Robyn Rosenberger is the founder of tinysuperheroes.com. To date, she has stitched together over 300 capes and sent them to kids across the country who are battling disabilities and serious illnesses. Each unique cape reflects these kids' heroic attitude, going through so much so early on in life and still wearing a big smile at the end of the day. Here are some of the superheroes Rosenberger has featured on her website:
Anthony has fought against congenital heart defects, acid reflux, a slowly developing skull structure, and vision problems since he was born. While he requires a helmet and glasses for the time being, Anthony is still at maximum smile capacity. He turned 1 on March 15th.
As a result of being born prematurely, Kenji struggled with everything from brain bleeding, retinopathy, lung disease, and bowel tissue death. Despite having over a dozen life-threatening conditions, Kenji has overcome them all so far. He is currently waiting a bowel transplant which should restore his intestines to full functionality.
Dawson suffered a number of complications from meningitis when he was just two months old. Life threw everything from external hydrocephalus to kidney and liver damage to infections to infantile migraines at Dawson, yet he persevered through all of them. Despite still requiring regular tests, Dawson overcame his developmental disability and can walk, talk, and hear like a normal 7 year old boy.
Super Juan Pablo
Juan Pablo is a carrier of Mitochondrial disease which requires that he use a feeding tube. He hasn't let it affect his ability to fly though...

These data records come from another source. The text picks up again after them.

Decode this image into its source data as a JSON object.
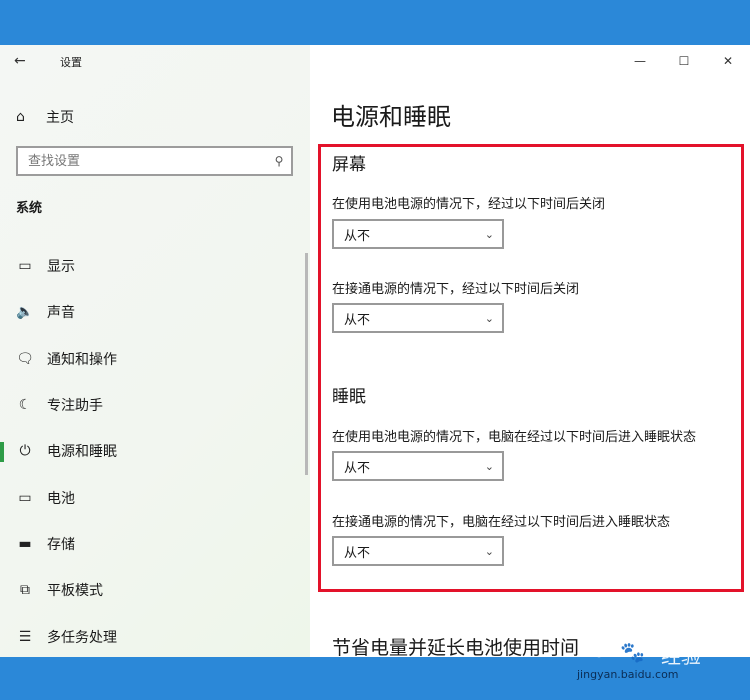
{
  "window": {
    "app_title": "设置"
  },
  "titlebar": {
    "minimize": "—",
    "maximize": "☐",
    "close": "✕"
  },
  "sidebar": {
    "home_label": "主页",
    "search_placeholder": "查找设置",
    "section_title": "系统",
    "items": [
      {
        "label": "显示",
        "icon": "display-icon",
        "glyph": "▭"
      },
      {
        "label": "声音",
        "icon": "speaker-icon",
        "glyph": "🔈"
      },
      {
        "label": "通知和操作",
        "icon": "notification-icon",
        "glyph": "🗨"
      },
      {
        "label": "专注助手",
        "icon": "moon-icon",
        "glyph": "☾"
      },
      {
        "label": "电源和睡眠",
        "icon": "power-icon",
        "glyph": "⏻"
      },
      {
        "label": "电池",
        "icon": "battery-icon",
        "glyph": "▭"
      },
      {
        "label": "存储",
        "icon": "storage-icon",
        "glyph": "▬"
      },
      {
        "label": "平板模式",
        "icon": "tablet-mode-icon",
        "glyph": "⧉"
      },
      {
        "label": "多任务处理",
        "icon": "multitasking-icon",
        "glyph": "☰"
      }
    ],
    "active_index": 4
  },
  "main": {
    "page_title": "电源和睡眠",
    "screen": {
      "heading": "屏幕",
      "battery_desc": "在使用电池电源的情况下，经过以下时间后关闭",
      "battery_value": "从不",
      "plugged_desc": "在接通电源的情况下，经过以下时间后关闭",
      "plugged_value": "从不"
    },
    "sleep": {
      "heading": "睡眠",
      "battery_desc": "在使用电池电源的情况下，电脑在经过以下时间后进入睡眠状态",
      "battery_value": "从不",
      "plugged_desc": "在接通电源的情况下，电脑在经过以下时间后进入睡眠状态",
      "plugged_value": "从不"
    },
    "bottom_title": "节省电量并延长电池使用时间"
  },
  "watermark": {
    "logo": "Bai",
    "brand_cn": "经验",
    "url": "jingyan.baidu.com"
  },
  "colors": {
    "accent": "#2e9c47",
    "highlight_border": "#e3122a",
    "frame_blue": "#2b88d8"
  }
}
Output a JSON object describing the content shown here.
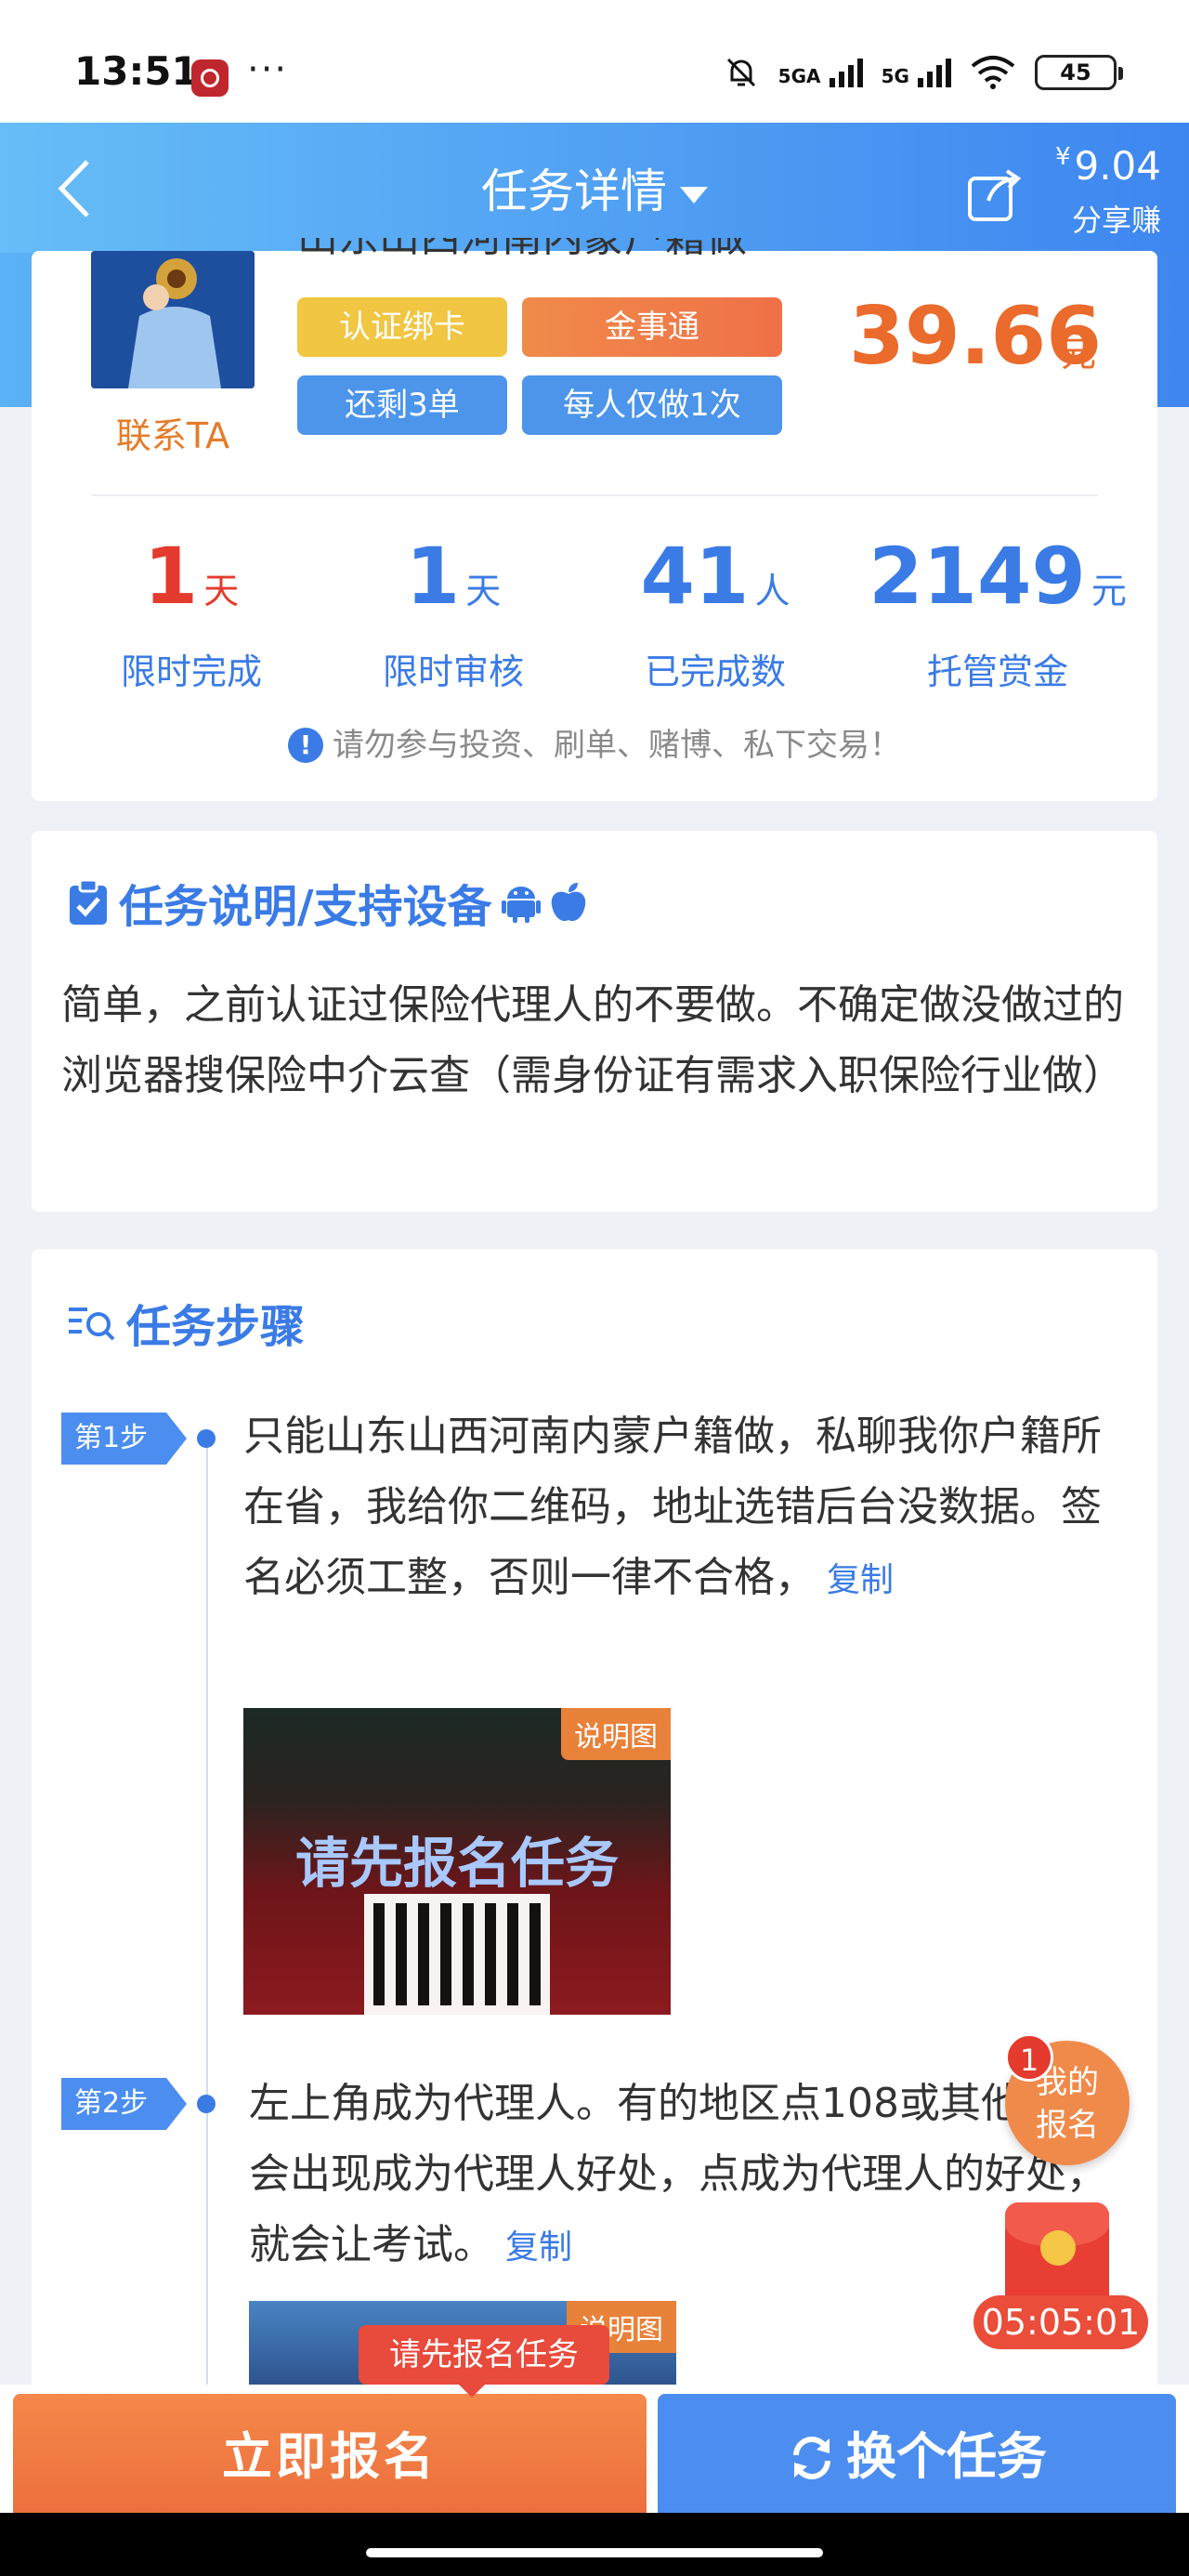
{
  "status_bar": {
    "time": "13:51",
    "dots": "···",
    "net1": "5GA",
    "net2": "5G",
    "battery": "45"
  },
  "header": {
    "title": "任务详情",
    "share_currency": "¥",
    "share_amount": "9.04",
    "share_label": "分享赚"
  },
  "task": {
    "title_partial": "山东山西河南内蒙户籍做",
    "contact": "联系TA",
    "tags": [
      "认证绑卡",
      "金事通",
      "还剩3单",
      "每人仅做1次"
    ],
    "price": "39.66",
    "price_unit": "元",
    "stats": [
      {
        "num": "1",
        "unit": "天",
        "label": "限时完成"
      },
      {
        "num": "1",
        "unit": "天",
        "label": "限时审核"
      },
      {
        "num": "41",
        "unit": "人",
        "label": "已完成数"
      },
      {
        "num": "2149",
        "unit": "元",
        "label": "托管赏金"
      }
    ],
    "warning": "请勿参与投资、刷单、赌博、私下交易！"
  },
  "description": {
    "title": "任务说明/支持设备",
    "text": "简单，之前认证过保险代理人的不要做。不确定做没做过的浏览器搜保险中介云查（需身份证有需求入职保险行业做）"
  },
  "steps": {
    "title": "任务步骤",
    "items": [
      {
        "badge": "第1步",
        "text": "只能山东山西河南内蒙户籍做，私聊我你户籍所在省，我给你二维码，地址选错后台没数据。签名必须工整，否则一律不合格，",
        "copy": "复制",
        "image_label": "说明图",
        "image_overlay": "请先报名任务"
      },
      {
        "badge": "第2步",
        "text": "左上角成为代理人。有的地区点108或其他数字会出现成为代理人好处，点成为代理人的好处，就会让考试。",
        "copy": "复制",
        "image_label": "说明图"
      }
    ]
  },
  "floating": {
    "badge_count": "1",
    "signup_label": "我的报名",
    "timer": "05:05:01"
  },
  "bottom": {
    "tooltip": "请先报名任务",
    "primary": "立即报名",
    "secondary": "换个任务"
  },
  "colors": {
    "brand_blue": "#3a7be6",
    "orange": "#ea6b2b",
    "red": "#e43b2e"
  }
}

Ethan is fighting to overcome Lamellar Ichthyosis, a condition in which the top layer of skin doesn't develop properly. Infections are common, yet Ethan hasn't let it slow him down.
Victoria was born with an undiagnosed condition that impaired her ability to walk. Her parents worried that her undiagnosis might prevent her from ever walking at all. However, at age 3, Victoria finally beat her delayed development. She now walks, runs, jumps, and even loves jumping on her trampoline!

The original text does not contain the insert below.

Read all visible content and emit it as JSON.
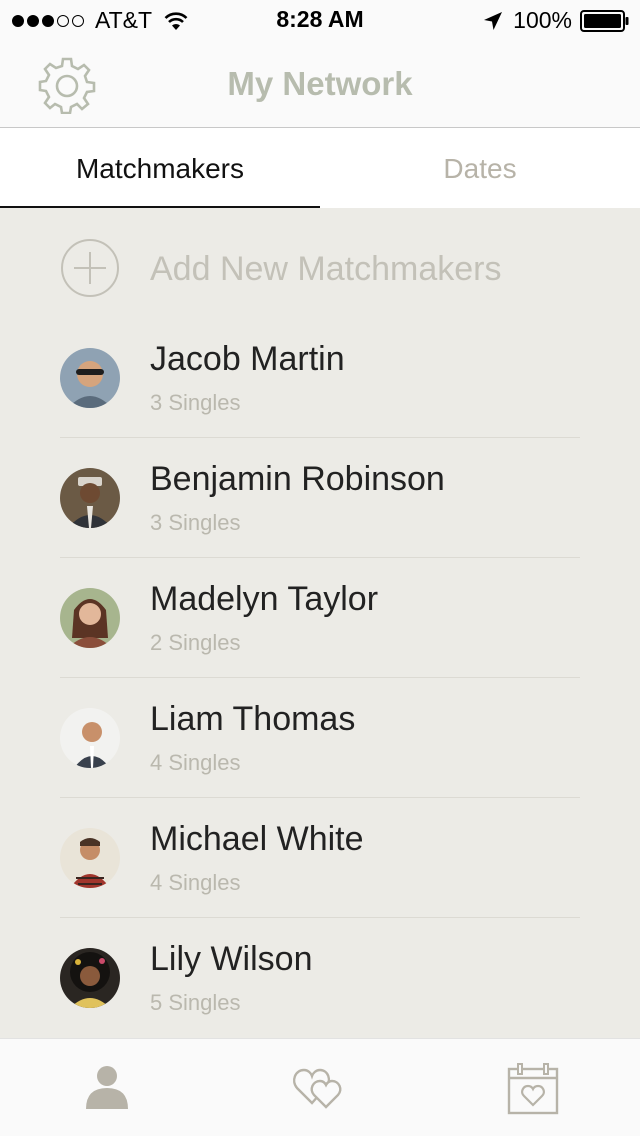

Ramsey was born with a congenital defect that herniated his stomach upward in his chest cavity, not allowing his lungs to develop. After surgery and eight weeks in intensive care, Ramsey was finally able to go home, and recently celebrated his second birthday.
When Gabby was just two days old, doctors discovered that she suffered from severe epilepsy and would likely not survive the night. She turned 7 years old on March 26th.